Gambling Our Fortunes Away
If I had to categorize 2024, I would label it “The Year of the Gambler.” Whether a favorite sports team, quarterback, political race, or weather forecast, it’s now possible to place a wager on almost anything.
Appeals to gamble are so common it’s nearly impossible to turn on a football game, situation comedy, or newscast without seeing someone urging us to throw money away on a game of chance.
And, thanks to the advent of apps that allow bets to be placed at the poke of a finger, our society is courting disaster. Those who think of gambling as a victimless crime are ignoring reality.
Mounting Evidence
I say that because of mounting evidence. Right after the NFL season kicked off, Bloomberg Law carried a story that outlined the problems in the roughly 30 states that have legalized online sports betting since 2018.
That was the year a U.S. Supreme Court ruling cleared the way for the practice. Not surprisingly, Bloomberg reports that consumer bankruptcy attorneys are starting to see gambling debts feature more prominently in their practices.
It is easy to see why. The publication said that Americans were projected to place a record $35 billion in legal bets throughout the current NFL season, up from $27 billion a year earlier.
Additional legislatures are contemplating it. In November, voters in Missouri narrowly approved a ballot initiative to join the parade. It’s one that no state should rush to be part of, considering the impact of online betting the past six years.
“In the years since, residents of those states have seen early signs of financial distress, including a 28% increase in the likelihood of bankruptcy filings, according to a separate July study,” Bloomberg’s Evan Ochsner wrote.
“Online sports books have made gambling easier and more accessible, and some attorneys say it’s pushed clients into Chapter 7 or Chapter 13 bankruptcy.”
Affecting Everyone
The thing to note is that bankruptcies don’t happen in a vacuum. When people can’t pay their debts, creditors have to eat the costs. Except that they don’t, passing them along to the rest of us in the form of higher prices, fees or surcharges.
Aside from the monetary damage, the moral issues involved in gambling are numerous.
At its heart lies the practice of benefiting from another person’s loss. All while holding out the promise of rewards when the “house” is often the only party ahead at the end of the day.
The Ten Commandments include prohibitions against coveting another person’s property or possessions, or stealing from them.
In luring people to throw away their hard-earned funds in hopes of gaining more, gambling operations engage in all those activities. Outright thievery? Maybe not, but I think “theft by deception” applies.
Cause for Unity
In recent years, the moderate voices of Christianity have regularly clashed with evangelical and fundamentalist types.

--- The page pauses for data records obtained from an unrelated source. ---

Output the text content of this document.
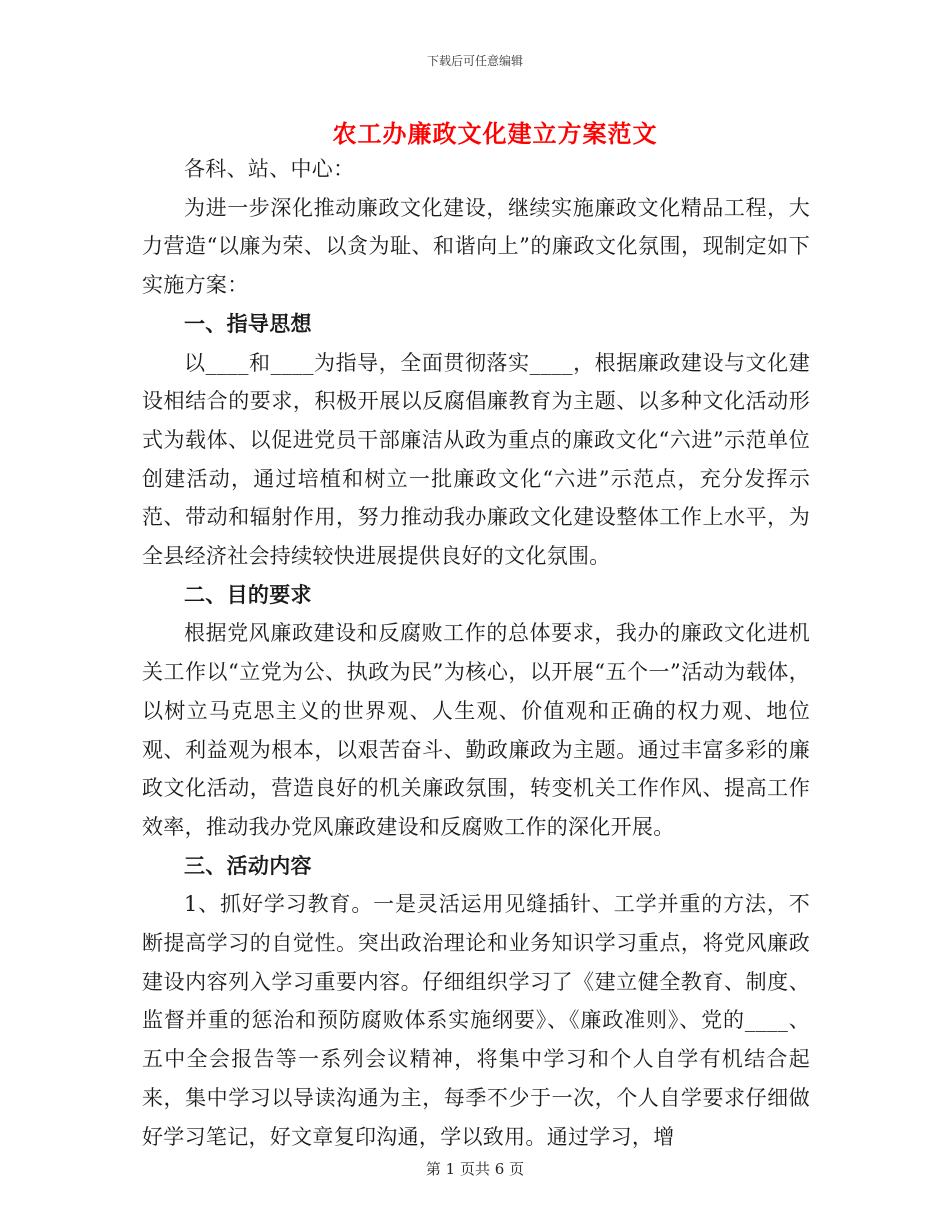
下载后可任意编辑
农工办廉政文化建立方案范文

各科、站、中心：

为进一步深化推动廉政文化建设，继续实施廉政文化精品工程，大力营造“以廉为荣、以贪为耻、和谐向上”的廉政文化氛围，现制定如下实施方案：

一、指导思想

以____和____为指导，全面贯彻落实____，根据廉政建设与文化建设相结合的要求，积极开展以反腐倡廉教育为主题、以多种文化活动形式为载体、以促进党员干部廉洁从政为重点的廉政文化“六进”示范单位创建活动，通过培植和树立一批廉政文化“六进”示范点，充分发挥示范、带动和辐射作用，努力推动我办廉政文化建设整体工作上水平，为全县经济社会持续较快进展提供良好的文化氛围。

二、目的要求

根据党风廉政建设和反腐败工作的总体要求，我办的廉政文化进机关工作以“立党为公、执政为民”为核心，以开展“五个一”活动为载体，以树立马克思主义的世界观、人生观、价值观和正确的权力观、地位观、利益观为根本，以艰苦奋斗、勤政廉政为主题。通过丰富多彩的廉政文化活动，营造良好的机关廉政氛围，转变机关工作作风、提高工作效率，推动我办党风廉政建设和反腐败工作的深化开展。

三、活动内容

1、抓好学习教育。一是灵活运用见缝插针、工学并重的方法，不断提高学习的自觉性。突出政治理论和业务知识学习重点，将党风廉政建设内容列入学习重要内容。仔细组织学习了《建立健全教育、制度、监督并重的惩治和预防腐败体系实施纲要》、《廉政准则》、党的____、五中全会报告等一系列会议精神，将集中学习和个人自学有机结合起来，集中学习以导读沟通为主，每季不少于一次，个人自学要求仔细做好学习笔记，好文章复印沟通，学以致用。通过学习，增

第 1 页共 6 页
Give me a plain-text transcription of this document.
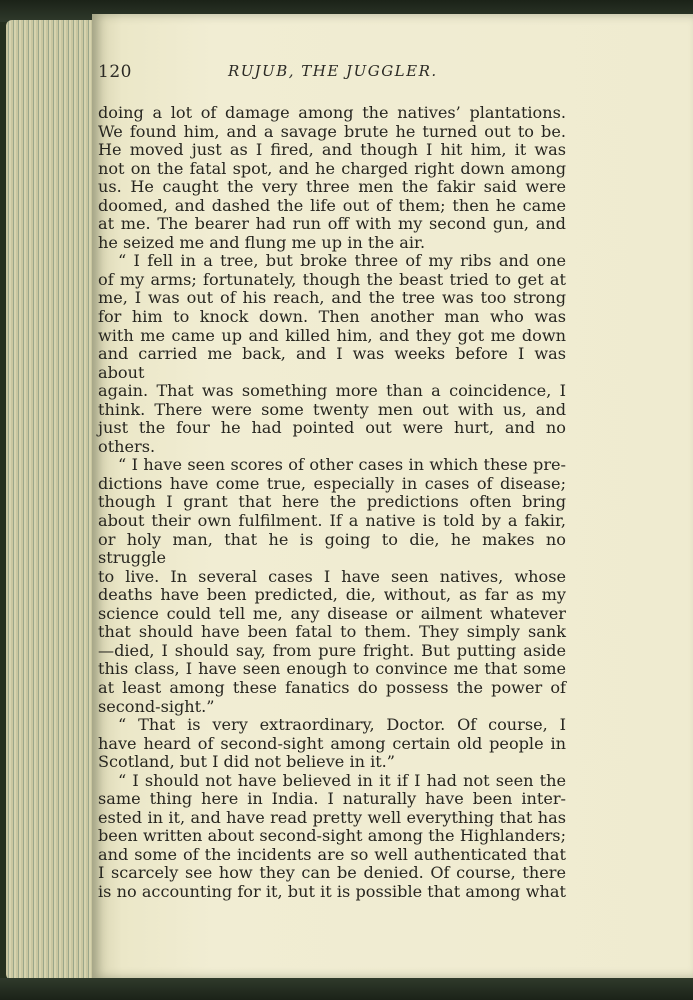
120	RUJUB, THE JUGGLER.

doing a lot of damage among the natives’ plantations.

We found him, and a savage brute he turned out to be.

He moved just as I fired, and though I hit him, it was

not on the fatal spot, and he charged right down among

us. He caught the very three men the fakir said were

doomed, and dashed the life out of them; then he came

at me. The bearer had run off with my second gun, and

he seized me and flung me up in the air.

“ I fell in a tree, but broke three of my ribs and one

of my arms; fortunately, though the beast tried to get at

me, I was out of his reach, and the tree was too strong

for him to knock down. Then another man who was

with me came up and killed him, and they got me down

and carried me back, and I was weeks before I was about

again. That was something more than a coincidence, I

think. There were some twenty men out with us, and

just the four he had pointed out were hurt, and no

others.

“ I have seen scores of other cases in which these pre-

dictions have come true, especially in cases of disease;

though I grant that here the predictions often bring

about their own fulfilment. If a native is told by a fakir,

or holy man, that he is going to die, he makes no struggle

to live. In several cases I have seen natives, whose

deaths have been predicted, die, without, as far as my

science could tell me, any disease or ailment whatever

that should have been fatal to them. They simply sank

—died, I should say, from pure fright. But putting aside

this class, I have seen enough to convince me that some

at least among these fanatics do possess the power of

second-sight.”

“ That is very extraordinary, Doctor. Of course, I

have heard of second-sight among certain old people in

Scotland, but I did not believe in it.”

“ I should not have believed in it if I had not seen the

same thing here in India. I naturally have been inter-

ested in it, and have read pretty well everything that has

been written about second-sight among the Highlanders;

and some of the incidents are so well authenticated that

I scarcely see how they can be denied. Of course, there

is no accounting for it, but it is possible that among what
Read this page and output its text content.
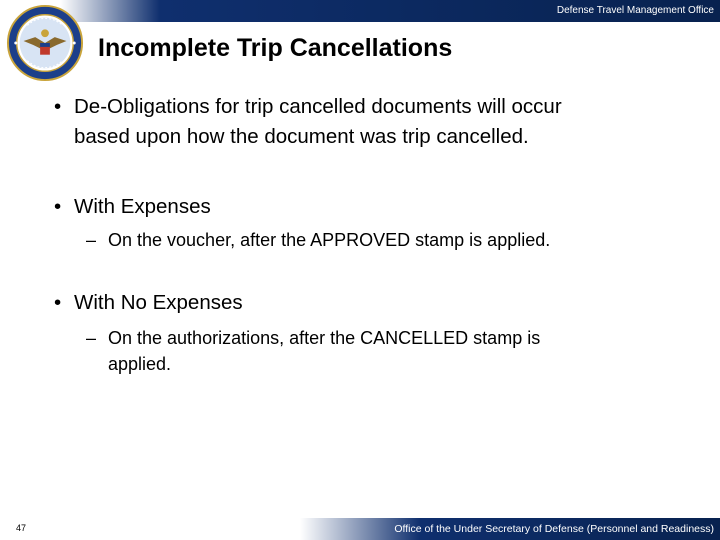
Defense Travel Management Office
Incomplete Trip Cancellations
• De-Obligations for trip cancelled documents will occur
based upon how the document was trip cancelled.
• With Expenses
– On the voucher, after the APPROVED stamp is applied.
• With No Expenses
– On the authorizations, after the CANCELLED stamp is
applied.
47	Office of the Under Secretary of Defense (Personnel and Readiness)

Yet opposition to gambling is one cause that can unite believers of every stripe.
I saw that in this column last year by Baptist pastor Rodney Kennedy. Although he comes from a progressive perspective, Kennedy sounds like a Bible thumper when he asks: “How has gambling become a glittering virtue?”
Kennedy notes that the South has moved from the Bible Belt to the Gambling Belt, while outlining how this dramatic conversion occurred.
The four steps: 1) gambling marketing itself as good business, 2) a sea change in the nation’s moral climate, 3) legal sanctions from that 2018 court ruling, and 4) aligning itself with major sports.
Writes Kennedy: “The enticement offers greater appeal than the talking serpent offering the forbidden fruit to Eve.”
Sadly, society is following her in yielding to temptation.